Disparate treatment claims under the FHA are traditionally difficult to make, since municipalities often assert that redevelopment plans are designed for the purpose of reinvigorating blighted neighborhoods, not driving people out based on race.
“They are economically-deprived areas,” said Georgetown professor Randy Barnett, speaking at the ACS panel. “That is a reason why they are targeted.”
Less than a year after the justices toughened the constitutional analysis for affirmative action policies in Fisher v. University of Texas at Austin, they will once again consider the issue in Schuette v. Coalition to Defend Affirmative Action, which asks whether Michigan violated the Equal Protection Clause in amending its constitution to prohibit the consideration of race or gender in public university admission decisions.
And in what stands to be a major immigration decision, the justices will consider in Mayorkas v. Cuellar de Osorio whether children who are being sponsored by a family member to receive visas, but who age out from “child” eligibility before the visa is approved, may be granted relief under the Immigration and Nationality Act.
Criminal law, patents and the environment
Other notable cases on the justices’ desks include Rosemond v. U.S., which considers whether the federal crime of aiding and abetting the use of a firearm in a violent or drug felony — one of the most commonly charged federal crime on the books — requires proof that the defendant encouraged the use of a gun, or merely was aware that a gun was present.

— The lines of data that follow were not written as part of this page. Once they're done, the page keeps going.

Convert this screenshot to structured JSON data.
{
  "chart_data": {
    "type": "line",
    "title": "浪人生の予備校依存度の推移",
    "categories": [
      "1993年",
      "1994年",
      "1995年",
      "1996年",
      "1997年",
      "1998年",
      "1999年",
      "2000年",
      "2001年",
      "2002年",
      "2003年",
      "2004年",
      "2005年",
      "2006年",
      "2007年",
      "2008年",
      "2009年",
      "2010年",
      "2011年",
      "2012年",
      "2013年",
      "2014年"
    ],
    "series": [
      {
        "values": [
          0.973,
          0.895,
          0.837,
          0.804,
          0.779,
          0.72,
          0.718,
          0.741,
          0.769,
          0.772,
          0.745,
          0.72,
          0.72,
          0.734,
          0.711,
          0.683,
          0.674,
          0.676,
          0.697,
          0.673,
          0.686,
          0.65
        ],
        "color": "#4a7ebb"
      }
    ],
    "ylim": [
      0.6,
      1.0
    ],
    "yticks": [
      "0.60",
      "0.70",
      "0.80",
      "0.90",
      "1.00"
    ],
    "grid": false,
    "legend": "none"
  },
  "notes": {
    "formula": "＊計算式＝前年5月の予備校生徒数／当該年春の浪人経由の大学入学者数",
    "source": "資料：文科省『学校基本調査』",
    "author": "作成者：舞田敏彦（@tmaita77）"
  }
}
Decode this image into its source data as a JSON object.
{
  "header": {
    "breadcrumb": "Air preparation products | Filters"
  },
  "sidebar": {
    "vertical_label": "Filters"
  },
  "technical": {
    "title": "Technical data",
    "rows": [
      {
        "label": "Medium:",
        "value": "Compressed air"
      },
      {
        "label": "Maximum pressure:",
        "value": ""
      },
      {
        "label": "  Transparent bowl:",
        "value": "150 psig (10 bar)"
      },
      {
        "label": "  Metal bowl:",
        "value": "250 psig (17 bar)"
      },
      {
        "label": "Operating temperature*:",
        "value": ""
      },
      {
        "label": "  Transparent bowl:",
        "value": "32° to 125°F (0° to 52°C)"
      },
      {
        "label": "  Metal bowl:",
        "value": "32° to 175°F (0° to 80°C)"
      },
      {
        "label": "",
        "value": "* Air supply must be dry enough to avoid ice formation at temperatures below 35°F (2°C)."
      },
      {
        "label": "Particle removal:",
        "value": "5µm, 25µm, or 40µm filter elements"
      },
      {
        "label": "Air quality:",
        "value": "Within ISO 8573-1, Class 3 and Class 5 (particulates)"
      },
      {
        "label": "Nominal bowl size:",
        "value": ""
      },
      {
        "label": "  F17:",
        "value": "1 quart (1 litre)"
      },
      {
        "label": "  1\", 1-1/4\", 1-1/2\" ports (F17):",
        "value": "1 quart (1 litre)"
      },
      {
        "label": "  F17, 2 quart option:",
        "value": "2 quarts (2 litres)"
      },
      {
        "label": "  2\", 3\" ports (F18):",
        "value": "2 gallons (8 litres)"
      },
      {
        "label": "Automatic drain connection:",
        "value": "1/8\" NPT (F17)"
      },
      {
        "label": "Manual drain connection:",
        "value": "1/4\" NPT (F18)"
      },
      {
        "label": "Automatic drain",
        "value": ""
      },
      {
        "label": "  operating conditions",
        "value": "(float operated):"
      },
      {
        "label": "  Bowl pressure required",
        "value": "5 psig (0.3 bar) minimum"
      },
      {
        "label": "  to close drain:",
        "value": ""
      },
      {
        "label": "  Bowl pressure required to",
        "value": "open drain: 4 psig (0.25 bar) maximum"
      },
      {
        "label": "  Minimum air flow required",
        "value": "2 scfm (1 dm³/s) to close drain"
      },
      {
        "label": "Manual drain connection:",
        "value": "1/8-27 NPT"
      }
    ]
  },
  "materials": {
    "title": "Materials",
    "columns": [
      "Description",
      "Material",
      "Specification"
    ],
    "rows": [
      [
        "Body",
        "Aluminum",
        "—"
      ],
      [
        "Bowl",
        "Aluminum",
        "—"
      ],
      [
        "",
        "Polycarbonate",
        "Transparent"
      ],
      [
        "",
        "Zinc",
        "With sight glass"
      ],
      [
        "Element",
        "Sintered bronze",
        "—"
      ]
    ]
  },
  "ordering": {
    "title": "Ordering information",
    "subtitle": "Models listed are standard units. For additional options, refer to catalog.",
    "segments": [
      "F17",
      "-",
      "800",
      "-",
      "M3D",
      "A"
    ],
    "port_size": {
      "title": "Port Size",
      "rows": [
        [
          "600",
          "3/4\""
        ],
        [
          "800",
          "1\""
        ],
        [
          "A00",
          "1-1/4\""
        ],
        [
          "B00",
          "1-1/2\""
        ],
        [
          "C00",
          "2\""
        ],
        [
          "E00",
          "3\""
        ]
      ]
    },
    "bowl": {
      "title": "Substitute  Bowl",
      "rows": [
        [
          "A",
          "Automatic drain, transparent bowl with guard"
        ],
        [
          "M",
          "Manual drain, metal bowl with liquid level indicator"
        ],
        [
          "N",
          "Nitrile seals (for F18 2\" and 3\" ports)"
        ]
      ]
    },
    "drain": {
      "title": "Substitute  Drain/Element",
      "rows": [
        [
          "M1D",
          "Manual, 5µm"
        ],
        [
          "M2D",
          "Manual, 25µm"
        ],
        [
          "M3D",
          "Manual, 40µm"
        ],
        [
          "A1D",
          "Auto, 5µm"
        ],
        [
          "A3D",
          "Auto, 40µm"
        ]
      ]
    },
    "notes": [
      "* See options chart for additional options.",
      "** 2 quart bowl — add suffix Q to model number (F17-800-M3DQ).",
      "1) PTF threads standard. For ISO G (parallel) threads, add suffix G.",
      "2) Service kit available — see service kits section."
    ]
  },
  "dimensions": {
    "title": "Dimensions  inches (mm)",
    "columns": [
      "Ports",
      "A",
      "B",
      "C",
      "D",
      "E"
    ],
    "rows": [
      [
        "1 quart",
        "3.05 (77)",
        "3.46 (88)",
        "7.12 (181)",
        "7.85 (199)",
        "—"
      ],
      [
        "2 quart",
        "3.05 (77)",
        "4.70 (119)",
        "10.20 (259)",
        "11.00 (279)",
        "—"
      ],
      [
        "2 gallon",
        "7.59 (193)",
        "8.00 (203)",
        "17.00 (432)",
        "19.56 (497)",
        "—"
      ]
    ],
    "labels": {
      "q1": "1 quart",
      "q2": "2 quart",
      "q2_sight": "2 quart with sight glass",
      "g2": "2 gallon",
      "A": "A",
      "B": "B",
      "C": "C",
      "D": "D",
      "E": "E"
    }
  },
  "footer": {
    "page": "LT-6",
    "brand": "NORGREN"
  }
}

In the search-and-seizure case of Fernandez v. California, the justices will decide if a defendant’s co-tenant could grant police access to the defendant’s home even though the defendant had previously refused to allow police inside.
The court will also take up significant cases in the patent and environmental arenas.
In Medtronic, Inc. v. Boston Scientific Corp., the justices will decide if a patent licensee has the burden of proving that its products do not infringe on the patent, or if the burden rests on the the patentee to prove infringement.
And in the consolidated cases of EPA v. EME Homer City Generation and American Lung Association v. EME Homer City Generation, the court will consider the validity of a federal rule requiring upwind states to reduce power plant air emissions that affect downwind states’ air quality.